Chris Coxon, the chief program officer at Educate Texas, said the goal is for every student at the early colleges to graduate with at least 12 college credit hours along with a high school diploma.
Educate Texas' role in the Early College Expansion Project is to provide design, management and implementation support to the districts.
Coxon said Educate Texas will help the schools obtain certification by the Texas Education Agency as early college high schools, which is required before ninth- and 10th-grade students can take college-level courses.
"We'll work with the districts to help them through the designation process," Coxon said. "Even if the school is not yet designated, we want to maximize the number of college hours the students take."
Coxon said Educate Texas will play a key role in teaching students the study skills necessary to succeed at college-level work.
"Those are the same strategies they will employ once they go on to a university ... and to be successful in life," Coxon said. "Those strategies will be explicitly taught." He said the program has the potential to reach 20,000 Valley students.

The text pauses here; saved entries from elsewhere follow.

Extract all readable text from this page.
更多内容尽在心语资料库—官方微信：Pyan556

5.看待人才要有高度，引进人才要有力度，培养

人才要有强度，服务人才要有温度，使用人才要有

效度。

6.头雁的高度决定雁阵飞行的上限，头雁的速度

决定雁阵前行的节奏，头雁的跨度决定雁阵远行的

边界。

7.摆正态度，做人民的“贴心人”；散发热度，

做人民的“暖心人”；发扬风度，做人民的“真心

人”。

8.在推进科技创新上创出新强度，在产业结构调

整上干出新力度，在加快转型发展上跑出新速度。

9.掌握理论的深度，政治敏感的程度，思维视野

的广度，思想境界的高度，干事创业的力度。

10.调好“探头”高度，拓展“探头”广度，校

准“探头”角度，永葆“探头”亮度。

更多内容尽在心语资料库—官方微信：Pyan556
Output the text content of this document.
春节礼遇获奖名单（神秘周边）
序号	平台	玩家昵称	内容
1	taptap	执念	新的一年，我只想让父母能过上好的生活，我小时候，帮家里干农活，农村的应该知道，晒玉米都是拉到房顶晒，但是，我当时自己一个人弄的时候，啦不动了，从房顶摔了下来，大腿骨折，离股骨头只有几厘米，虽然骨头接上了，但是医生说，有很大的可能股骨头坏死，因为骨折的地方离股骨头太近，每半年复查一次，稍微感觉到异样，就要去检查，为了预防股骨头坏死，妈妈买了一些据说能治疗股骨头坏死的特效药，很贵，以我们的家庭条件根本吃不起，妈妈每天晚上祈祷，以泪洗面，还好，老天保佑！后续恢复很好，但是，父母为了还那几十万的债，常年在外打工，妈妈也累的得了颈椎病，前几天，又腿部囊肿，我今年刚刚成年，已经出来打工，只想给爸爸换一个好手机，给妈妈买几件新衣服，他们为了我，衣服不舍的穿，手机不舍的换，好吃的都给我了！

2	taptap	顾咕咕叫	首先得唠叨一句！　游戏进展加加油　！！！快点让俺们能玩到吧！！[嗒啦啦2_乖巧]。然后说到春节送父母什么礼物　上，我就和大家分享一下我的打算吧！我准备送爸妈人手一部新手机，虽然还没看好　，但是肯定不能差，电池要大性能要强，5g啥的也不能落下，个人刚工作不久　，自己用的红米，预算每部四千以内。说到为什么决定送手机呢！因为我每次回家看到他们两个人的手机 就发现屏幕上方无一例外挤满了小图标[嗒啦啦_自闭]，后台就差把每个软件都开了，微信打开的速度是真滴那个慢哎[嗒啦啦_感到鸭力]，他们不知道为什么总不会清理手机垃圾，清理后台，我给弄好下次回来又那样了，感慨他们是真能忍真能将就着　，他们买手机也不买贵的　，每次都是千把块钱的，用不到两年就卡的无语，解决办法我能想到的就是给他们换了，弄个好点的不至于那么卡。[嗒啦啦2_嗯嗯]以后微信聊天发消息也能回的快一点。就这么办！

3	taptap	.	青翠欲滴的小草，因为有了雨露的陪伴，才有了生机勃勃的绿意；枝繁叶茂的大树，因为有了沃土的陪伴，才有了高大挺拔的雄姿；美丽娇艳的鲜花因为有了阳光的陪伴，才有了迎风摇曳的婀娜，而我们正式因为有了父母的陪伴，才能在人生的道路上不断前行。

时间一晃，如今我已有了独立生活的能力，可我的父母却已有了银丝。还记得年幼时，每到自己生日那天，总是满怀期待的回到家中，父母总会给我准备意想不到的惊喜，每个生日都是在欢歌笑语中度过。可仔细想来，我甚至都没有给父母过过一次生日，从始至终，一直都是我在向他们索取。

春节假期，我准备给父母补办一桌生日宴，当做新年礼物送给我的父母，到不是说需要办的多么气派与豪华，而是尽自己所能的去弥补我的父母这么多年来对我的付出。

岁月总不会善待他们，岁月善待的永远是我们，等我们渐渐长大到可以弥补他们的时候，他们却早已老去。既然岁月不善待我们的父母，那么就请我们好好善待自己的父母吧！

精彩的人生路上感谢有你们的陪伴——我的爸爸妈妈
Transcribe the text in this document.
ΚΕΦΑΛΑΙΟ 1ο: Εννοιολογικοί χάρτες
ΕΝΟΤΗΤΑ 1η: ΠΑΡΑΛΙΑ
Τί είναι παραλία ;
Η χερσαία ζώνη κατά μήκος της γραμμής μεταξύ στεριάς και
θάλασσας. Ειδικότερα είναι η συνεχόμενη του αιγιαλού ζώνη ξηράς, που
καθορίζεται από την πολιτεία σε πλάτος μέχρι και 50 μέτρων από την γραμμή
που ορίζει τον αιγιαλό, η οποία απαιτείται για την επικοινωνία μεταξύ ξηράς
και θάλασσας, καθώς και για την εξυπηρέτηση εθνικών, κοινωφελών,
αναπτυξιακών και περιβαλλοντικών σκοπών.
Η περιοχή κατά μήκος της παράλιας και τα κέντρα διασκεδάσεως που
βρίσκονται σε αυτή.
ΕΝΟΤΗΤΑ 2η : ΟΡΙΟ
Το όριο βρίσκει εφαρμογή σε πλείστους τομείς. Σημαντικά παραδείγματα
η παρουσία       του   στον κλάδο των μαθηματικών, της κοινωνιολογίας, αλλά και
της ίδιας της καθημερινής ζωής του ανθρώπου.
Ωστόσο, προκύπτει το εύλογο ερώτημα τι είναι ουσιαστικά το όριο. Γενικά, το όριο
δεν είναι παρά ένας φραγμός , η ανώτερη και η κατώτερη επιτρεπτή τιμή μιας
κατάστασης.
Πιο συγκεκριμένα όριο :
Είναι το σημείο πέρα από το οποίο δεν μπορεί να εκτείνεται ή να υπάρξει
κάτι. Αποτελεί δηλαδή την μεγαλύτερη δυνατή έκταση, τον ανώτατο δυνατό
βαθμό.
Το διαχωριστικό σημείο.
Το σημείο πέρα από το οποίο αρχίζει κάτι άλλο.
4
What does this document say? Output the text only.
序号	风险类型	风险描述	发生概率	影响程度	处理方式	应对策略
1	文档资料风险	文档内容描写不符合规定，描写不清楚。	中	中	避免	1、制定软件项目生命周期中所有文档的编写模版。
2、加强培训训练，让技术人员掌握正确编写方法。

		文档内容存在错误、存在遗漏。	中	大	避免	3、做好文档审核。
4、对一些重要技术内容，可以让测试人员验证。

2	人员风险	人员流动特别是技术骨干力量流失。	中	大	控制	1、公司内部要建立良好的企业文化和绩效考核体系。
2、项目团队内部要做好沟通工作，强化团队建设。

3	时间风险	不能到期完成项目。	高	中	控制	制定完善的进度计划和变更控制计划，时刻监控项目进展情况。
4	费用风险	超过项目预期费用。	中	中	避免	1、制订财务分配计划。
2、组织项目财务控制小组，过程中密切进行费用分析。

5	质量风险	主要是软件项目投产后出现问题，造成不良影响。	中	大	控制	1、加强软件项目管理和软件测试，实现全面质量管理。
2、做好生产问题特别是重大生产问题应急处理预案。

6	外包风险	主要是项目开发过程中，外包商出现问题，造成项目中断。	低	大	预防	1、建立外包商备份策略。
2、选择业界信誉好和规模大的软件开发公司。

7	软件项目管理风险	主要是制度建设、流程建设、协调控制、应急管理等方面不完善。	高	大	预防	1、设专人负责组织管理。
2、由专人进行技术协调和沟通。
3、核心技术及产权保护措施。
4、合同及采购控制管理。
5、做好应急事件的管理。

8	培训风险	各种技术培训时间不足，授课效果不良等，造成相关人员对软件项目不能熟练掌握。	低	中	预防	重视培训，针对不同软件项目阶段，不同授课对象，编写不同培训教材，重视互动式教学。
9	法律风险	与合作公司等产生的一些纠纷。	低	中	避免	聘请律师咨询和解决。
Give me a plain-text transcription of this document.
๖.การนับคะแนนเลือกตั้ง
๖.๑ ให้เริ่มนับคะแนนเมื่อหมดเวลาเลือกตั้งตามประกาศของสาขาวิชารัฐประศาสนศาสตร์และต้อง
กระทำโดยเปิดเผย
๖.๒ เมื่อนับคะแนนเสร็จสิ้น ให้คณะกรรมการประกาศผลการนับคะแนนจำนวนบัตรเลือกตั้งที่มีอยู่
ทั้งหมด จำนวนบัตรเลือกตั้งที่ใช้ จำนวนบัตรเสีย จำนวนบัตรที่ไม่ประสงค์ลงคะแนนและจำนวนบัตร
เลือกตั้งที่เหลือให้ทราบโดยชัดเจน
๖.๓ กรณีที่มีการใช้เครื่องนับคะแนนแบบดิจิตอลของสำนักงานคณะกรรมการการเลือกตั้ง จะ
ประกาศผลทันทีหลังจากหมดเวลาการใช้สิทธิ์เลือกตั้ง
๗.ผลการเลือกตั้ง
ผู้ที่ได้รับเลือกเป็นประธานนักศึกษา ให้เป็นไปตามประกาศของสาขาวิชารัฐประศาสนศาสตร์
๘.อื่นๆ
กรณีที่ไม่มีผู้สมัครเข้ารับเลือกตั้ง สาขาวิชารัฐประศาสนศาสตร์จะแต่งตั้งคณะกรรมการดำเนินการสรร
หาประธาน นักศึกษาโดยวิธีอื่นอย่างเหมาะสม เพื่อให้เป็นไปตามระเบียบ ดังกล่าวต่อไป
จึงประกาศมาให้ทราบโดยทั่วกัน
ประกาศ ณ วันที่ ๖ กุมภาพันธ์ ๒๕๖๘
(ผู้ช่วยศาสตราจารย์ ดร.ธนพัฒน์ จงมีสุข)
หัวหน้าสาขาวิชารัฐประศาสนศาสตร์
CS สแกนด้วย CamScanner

Pena said the program equals the "empowerment of students. They can become anyone they want. ... The community as a whole will become stronger because the educational attainment will be that much higher."
U.S. Reps. Filemon Vela, D-Brownsville, and Ruben Hinojosa, D-Mercedes, also took part in the grant announcement, along with Lily Tercero and Shirley Reed, presidents of Texas Southmost College and South Texas College, respectively.
"Research shows that the fastest growing job sectors in the U.S. require more than a high school diploma," Vela said. "With this grant from the U.S. Department of Education and the work of the Early College Expansion Partnership, we can increase educational access for young people so they can pursue their dreams."